A game with a little dragon that wouldn’t come out of his box until you moved everything out of his way. A quaint little game that would entertain young students in the early primary years. A game that I sat playing for at least 15 minutes wondering what the heck was the purpose, and how much longer did I have to do this for?
But then the game started to make sense. I was doing algebra! I had actually been told this at the start when downloading it, but given the troubles I had in getting it up & running, had totally forgotten later once I was playing it.
And suddenly I understood the teacher’s purpose in asking to do this exercise. We were experiencing first hand, the power of hidden learning in games.

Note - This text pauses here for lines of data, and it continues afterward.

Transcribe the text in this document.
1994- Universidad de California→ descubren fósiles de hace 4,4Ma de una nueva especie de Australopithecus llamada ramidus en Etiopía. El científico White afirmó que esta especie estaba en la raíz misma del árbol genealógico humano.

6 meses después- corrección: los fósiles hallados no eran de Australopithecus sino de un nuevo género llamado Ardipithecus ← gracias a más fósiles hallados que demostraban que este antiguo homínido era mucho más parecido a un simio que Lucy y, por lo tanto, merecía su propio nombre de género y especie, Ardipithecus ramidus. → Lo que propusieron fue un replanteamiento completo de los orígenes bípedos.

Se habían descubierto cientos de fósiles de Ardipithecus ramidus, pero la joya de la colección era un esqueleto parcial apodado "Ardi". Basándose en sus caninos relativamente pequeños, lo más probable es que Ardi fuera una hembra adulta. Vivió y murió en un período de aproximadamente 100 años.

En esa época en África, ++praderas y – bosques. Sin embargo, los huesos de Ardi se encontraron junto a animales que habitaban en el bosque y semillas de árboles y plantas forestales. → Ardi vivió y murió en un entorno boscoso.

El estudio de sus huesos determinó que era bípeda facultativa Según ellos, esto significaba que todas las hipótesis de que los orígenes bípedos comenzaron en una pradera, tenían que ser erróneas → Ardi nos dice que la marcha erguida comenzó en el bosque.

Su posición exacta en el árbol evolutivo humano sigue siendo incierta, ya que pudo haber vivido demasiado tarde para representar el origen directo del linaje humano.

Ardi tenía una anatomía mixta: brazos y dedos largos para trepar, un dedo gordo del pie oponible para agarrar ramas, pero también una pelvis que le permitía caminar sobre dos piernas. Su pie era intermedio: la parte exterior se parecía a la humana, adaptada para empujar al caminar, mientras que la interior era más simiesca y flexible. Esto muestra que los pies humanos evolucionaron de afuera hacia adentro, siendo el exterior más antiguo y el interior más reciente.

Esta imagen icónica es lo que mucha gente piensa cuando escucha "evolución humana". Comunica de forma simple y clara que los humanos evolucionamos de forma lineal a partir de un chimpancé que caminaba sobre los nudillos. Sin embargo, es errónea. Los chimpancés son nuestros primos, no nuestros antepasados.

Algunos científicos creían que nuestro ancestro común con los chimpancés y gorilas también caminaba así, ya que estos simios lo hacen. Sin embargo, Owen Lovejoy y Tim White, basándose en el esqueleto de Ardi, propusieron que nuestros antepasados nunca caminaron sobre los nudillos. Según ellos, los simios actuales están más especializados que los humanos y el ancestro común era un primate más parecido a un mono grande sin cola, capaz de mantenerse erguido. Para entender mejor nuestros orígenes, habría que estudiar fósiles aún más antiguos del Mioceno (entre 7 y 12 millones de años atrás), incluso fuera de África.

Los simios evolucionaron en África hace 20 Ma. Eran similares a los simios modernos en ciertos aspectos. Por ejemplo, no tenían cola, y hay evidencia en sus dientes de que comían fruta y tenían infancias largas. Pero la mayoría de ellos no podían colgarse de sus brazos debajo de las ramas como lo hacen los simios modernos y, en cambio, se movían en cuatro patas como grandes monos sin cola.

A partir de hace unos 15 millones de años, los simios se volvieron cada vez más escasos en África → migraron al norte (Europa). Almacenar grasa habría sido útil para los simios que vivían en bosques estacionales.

This subtle introduction to the scourge of the maths world had the ability to encourage children to actually like algebra, to participate without fear. Too many adults that I know get the most frightful looks when reminded of algebra, and the noises they make are even worse! This is a prime example of the maths anxiety that many people experience because of an unpleasant learning experience when they were younger.
But a delightful little game like this, could make all the difference. It’s the attitude we take early on that does the damage. Let children play, don’t tell them it’s algebra, heck, don’t even tell them it’s maths, and they’ll actually enjoy themselves!
Other fellow students have obviously had an interesting time of this too, such as Sharon, who discusses the idea of ‘learning without knowing’. It’s an interesting idea, and one that I had been working on for my artefact, with the issue of gaming in schools.
In doing my research on the issue of computer games for learning, I came across a very informative blog, one that I will continue to visit for inspiration for all things ICT. An English gentleman called Mr. Parkinson, brought up a very interesting concept that ties in perfectly with this theme of hidden learning, and learning without knowing.
Mr P’s ICT Blog, had a great post about ‘Camouflage Learning’, the idea of embedding learning within a game or fun task, so that the student did not even realise they were learning, especially for disengaged or difficult students. This was a way to remove the barriers that are often present in learning.
It certainly reinforces the idea of using ICT effectively and creatively to enhance learning opportunities. It’s also raised the bar, and given me a much higher level to aspire to as a teacher, in that I need to think outside of the box when it comes to creating learning experiences for my students.
But one question I have: is hidden learning really a good thing? What about metacognition? Do we learn better by understanding what we are learning and doing though? Do we need to cognitively recognise the task we’ve been set? I think yes, as we’ll be asked to do it again later – "what’s algebra? I don’t know how to do that! Oh you mean that game with the dragon in the box? Is that what it was?"
At the same time, we’ll avoid the initial repugnant response that most people have towards algebra, even if it's only by reputation, and not from personal experience. Instead of recoiling, we’ll respond with a memory of a fun experience we’ve had, and look forward to more fun experiences. Maybe it's just part of the process. Lead them gently at first with camouflage learning, then hit them up with reality after they've come to terms with it?
Once again, I guess it all comes down to the attitude that you put forward.
What else is there left to say? Game on!